#progression #08 | J’ai surpris ton regard

J’ai surpris ton regard. Tu as voulu décrocher le pare-soleil et tu as mordu l’accotement et t’es retrouvée au fossé. Mon père t’a plus d’une fois demandé comment la voiture s’était retrouvée sur le toit le long du Parc des sports. Au Pont de pierre un automobiliste n’a pas vu le cédez le passage et nous a percutés. J’allais à la piscine. J’ai surpris ton regard dans le rétroviseur.

Le soleil est bas en cette saison, il traverse l’étendue des bois nus, translucides. Au milieu des bois, les routes sont toutes droites. Tu as voulu décrocher le pare-soleil et tu as mordu l’accotement et t’es retrouvée au fossé. Tu allais danser. Mon père t’as plusieurs fois demandé comment la voiture avait fini sur le toit le long du Parc des sports. Tu étais seule au volant. C’était avant ma naissance. J’allais à la piscine. Tu avais ces navettes quotidiennes, après déjeuner tu nous conduis à l’école dans la 2CV verte, celle qu’on ne peut pas manquer. Peut-être à cause du parapet — on ne les couvrait pas de fleurs à l’époque — le gars ne nous a pas vus au Pont de pierre et il nous est rentré dedans.

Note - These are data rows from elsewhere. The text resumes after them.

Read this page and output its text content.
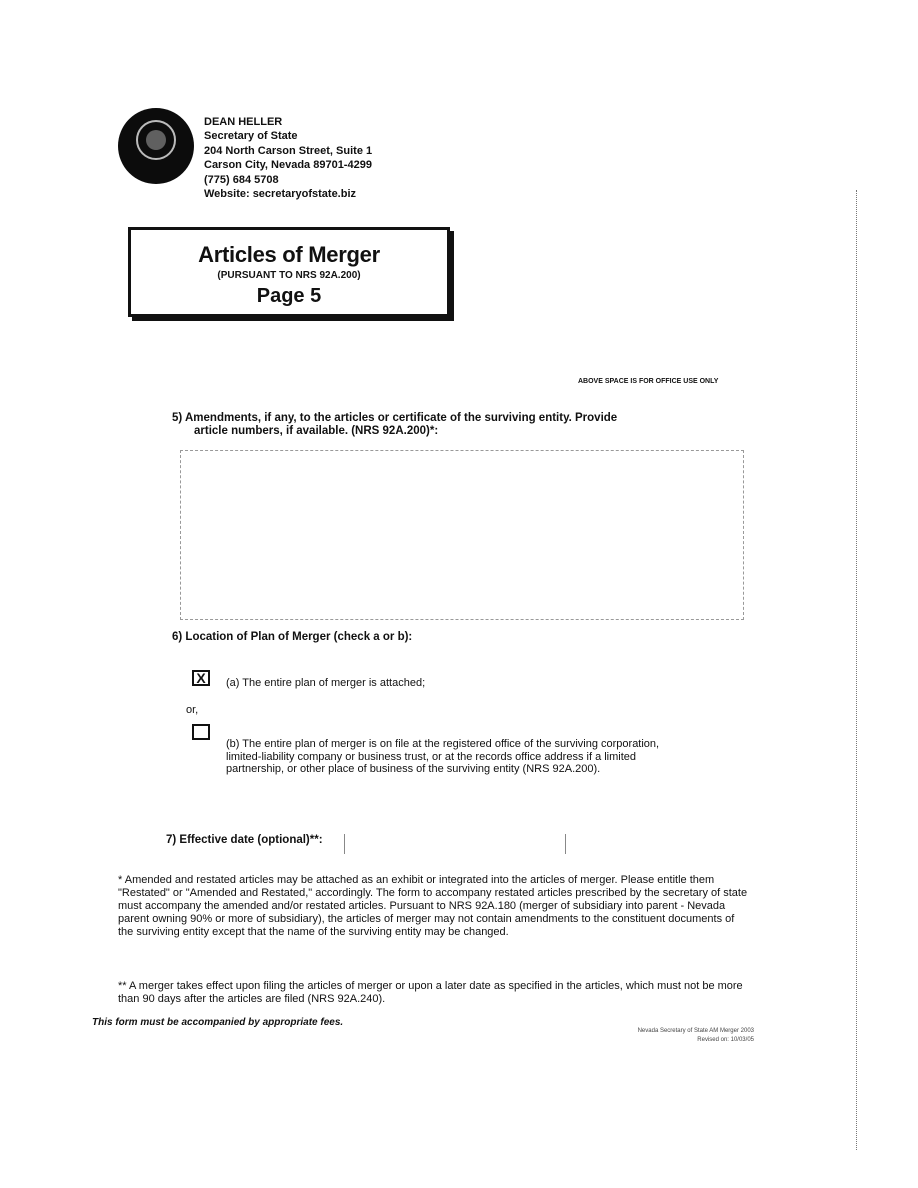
DEAN HELLER
Secretary of State
204 North Carson Street, Suite 1
Carson City, Nevada 89701-4299
(775) 684 5708
Website: secretaryofstate.biz
Articles of Merger
(PURSUANT TO NRS 92A.200)
Page 5
ABOVE SPACE IS FOR OFFICE USE ONLY
5) Amendments, if any, to the articles or certificate of the surviving entity. Provide
article numbers, if available. (NRS 92A.200)*:
6) Location of Plan of Merger (check a or b):
X	(a) The entire plan of merger is attached;
or,
(b) The entire plan of merger is on file at the registered office of the surviving corporation, limited-liability company or business trust, or at the records office address if a limited partnership, or other place of business of the surviving entity (NRS 92A.200).
7) Effective date (optional)**:
* Amended and restated articles may be attached as an exhibit or integrated into the articles of merger. Please entitle them "Restated" or "Amended and Restated," accordingly. The form to accompany restated articles prescribed by the secretary of state must accompany the amended and/or restated articles. Pursuant to NRS 92A.180 (merger of subsidiary into parent - Nevada parent owning 90% or more of subsidiary), the articles of merger may not contain amendments to the constituent documents of the surviving entity except that the name of the surviving entity may be changed.
** A merger takes effect upon filing the articles of merger or upon a later date as specified in the articles, which must not be more than 90 days after the articles are filed (NRS 92A.240).
This form must be accompanied by appropriate fees.
Nevada Secretary of State AM Merger 2003
Revised on: 10/03/05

Nous avons tous été déportés vers la gauche. Ma sœur, les enfants que tu gardais, moi. Je ne sais plus si je suis à l’avant ou à l’arrière. Je ne sais plus combien d’enfants. J’étais côté soleil, c’est côté soleil qu’il nous a heurtés. Le soleil de 13h30. Les deux portières enfoncées. À cette saison la forêt est comme du verre. Rien n’arrête le soleil. Il s’insinue, fonce, il glisse vers toi, il te fait de l’œil. Il te gêne. Tu as attrapé le pare-soleil pour le rabattre contre la vitre latérale. Parfois ça accroche. Tu as mordu l’accotement étroit et non stabilisé. Ça a été le fossé, direct, et en pleins bois : rien. C’est toi qui me l’a raconté. Ça revenait. C’est revenu plusieurs fois, mon père te demandant comment tu avais retourné la voiture. Comment à cet endroit. Sous-entendu : qu’est-ce que tu allais faire par là ? J’ai surpris ton regard l’autre jour.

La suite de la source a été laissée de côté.